Graduellement, augmentez la durée entre une friandise et la suivante quand le chien est à l’intérieur de la muselière : ne travaillez jamais dans une progression continue (donc pas 2 secondes, puis 3 puis 4 puis 5 et ainsi de suite mais en « ping pong » : une seconde, 2 secondes, 1 seconde, 3 secondes, 2 secondes, 4 secondes, 1 seconde…).
Peu à peu, votre chien deviendra capable d’attendre dix, quinze secondes, le museau dans la muselière, avant d’entendre son click et d’obtenir sa friandise.
Alors que le chien a son museau bien au fond de sa muselière, attachez une lanière, cliquez, récompensez et défaites de suite la lanière. Encore une fois vous allez travailler la durée, d’abord en récompensant en continu pendant la durée choisie puis en augmentant, graduellement (et en « ping pong » toujours!!) le temps qui s’écoule entre une récompense et l’autre.
Pendant toute la durée de cet apprentissage, si le chien devait se rebeller, sortir de la muselière, s’en aller, montrer du stress ou un mal être – revenez au stade précédent, quand tout allait bien pour lui et recommencer avec moins d’ambition et dans une progression plus lente et respectueuse de son bien-être.
Clair, vous avez bien bossé…. bravo . Attention toutefois à ne pas vous dire « wow, super c’est fait » et proscrire, à tout jamais, la récompense pour le port de la muselière.

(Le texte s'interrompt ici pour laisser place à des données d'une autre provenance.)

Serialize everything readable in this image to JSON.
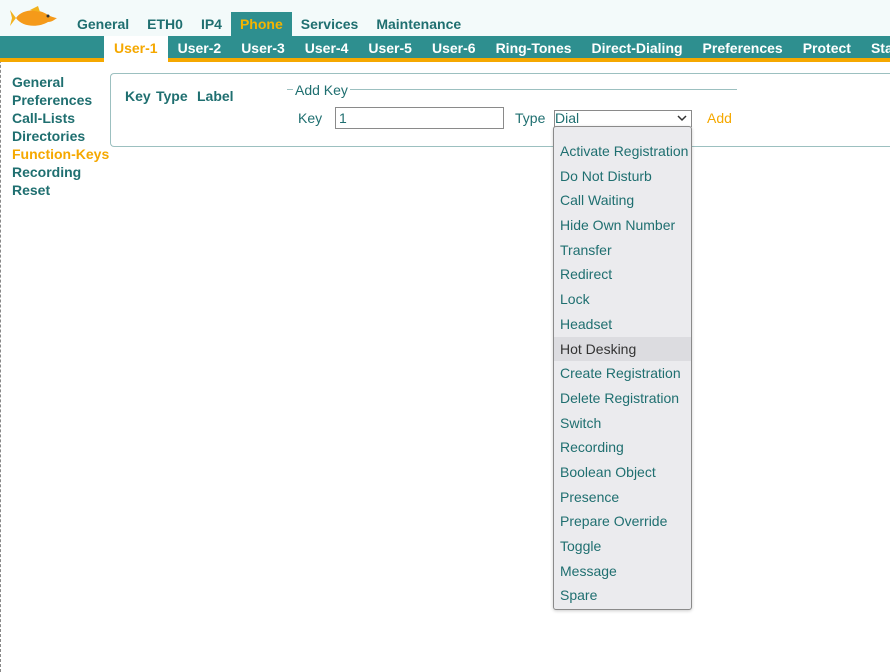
{
  "top_nav": {
    "items": [
      "General",
      "ETH0",
      "IP4",
      "Phone",
      "Services",
      "Maintenance"
    ],
    "active": "Phone"
  },
  "sub_nav": {
    "items": [
      "User-1",
      "User-2",
      "User-3",
      "User-4",
      "User-5",
      "User-6",
      "Ring-Tones",
      "Direct-Dialing",
      "Preferences",
      "Protect",
      "State"
    ],
    "active": "User-1"
  },
  "side_menu": {
    "items": [
      "General",
      "Preferences",
      "Call-Lists",
      "Directories",
      "Function-Keys",
      "Recording",
      "Reset"
    ],
    "active": "Function-Keys"
  },
  "table_headers": {
    "key": "Key",
    "type": "Type",
    "label": "Label"
  },
  "add_key": {
    "legend": "Add Key",
    "key_label": "Key",
    "key_value": "1",
    "type_label": "Type",
    "type_value": "Dial",
    "add_link": "Add"
  },
  "dropdown": {
    "options": [
      "Activate Registration",
      "Do Not Disturb",
      "Call Waiting",
      "Hide Own Number",
      "Transfer",
      "Redirect",
      "Lock",
      "Headset",
      "Hot Desking",
      "Create Registration",
      "Delete Registration",
      "Switch",
      "Recording",
      "Boolean Object",
      "Presence",
      "Prepare Override",
      "Toggle",
      "Message",
      "Spare"
    ],
    "hovered": "Hot Desking"
  },
  "colors": {
    "teal": "#2e8f8f",
    "text": "#1f6f70",
    "accent": "#f5a800"
  },
  "icons": {
    "logo": "goldfish-logo",
    "select_arrow": "chevron-down-icon"
  }
}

Il faut non seulement que celles-ci continuent en aléatoire mais également que vos activités en muselière soient gratifiantes – ne mettez pas la muselière uniquement pour aller là où votre chien a généralement peur ou mal (véto par exemple), sinon au revoir votre association positive sur laquelle vous avez si magnifiquement travaillé, ce serait dommage et tout serait à refaire (et, cette fois, ce serait une désensibilisation, ce que vous voulez absolument vous éviter à tous les deux)
Il existe une très chouette vidéo sur YouTube par Chirag Patel, un éducateur britannique fort connu, qui détaille en image cet apprentissage (tapez « Teaching a dog to wear a muzzle » Chirag Patel sur Google et vous tomberez dessus)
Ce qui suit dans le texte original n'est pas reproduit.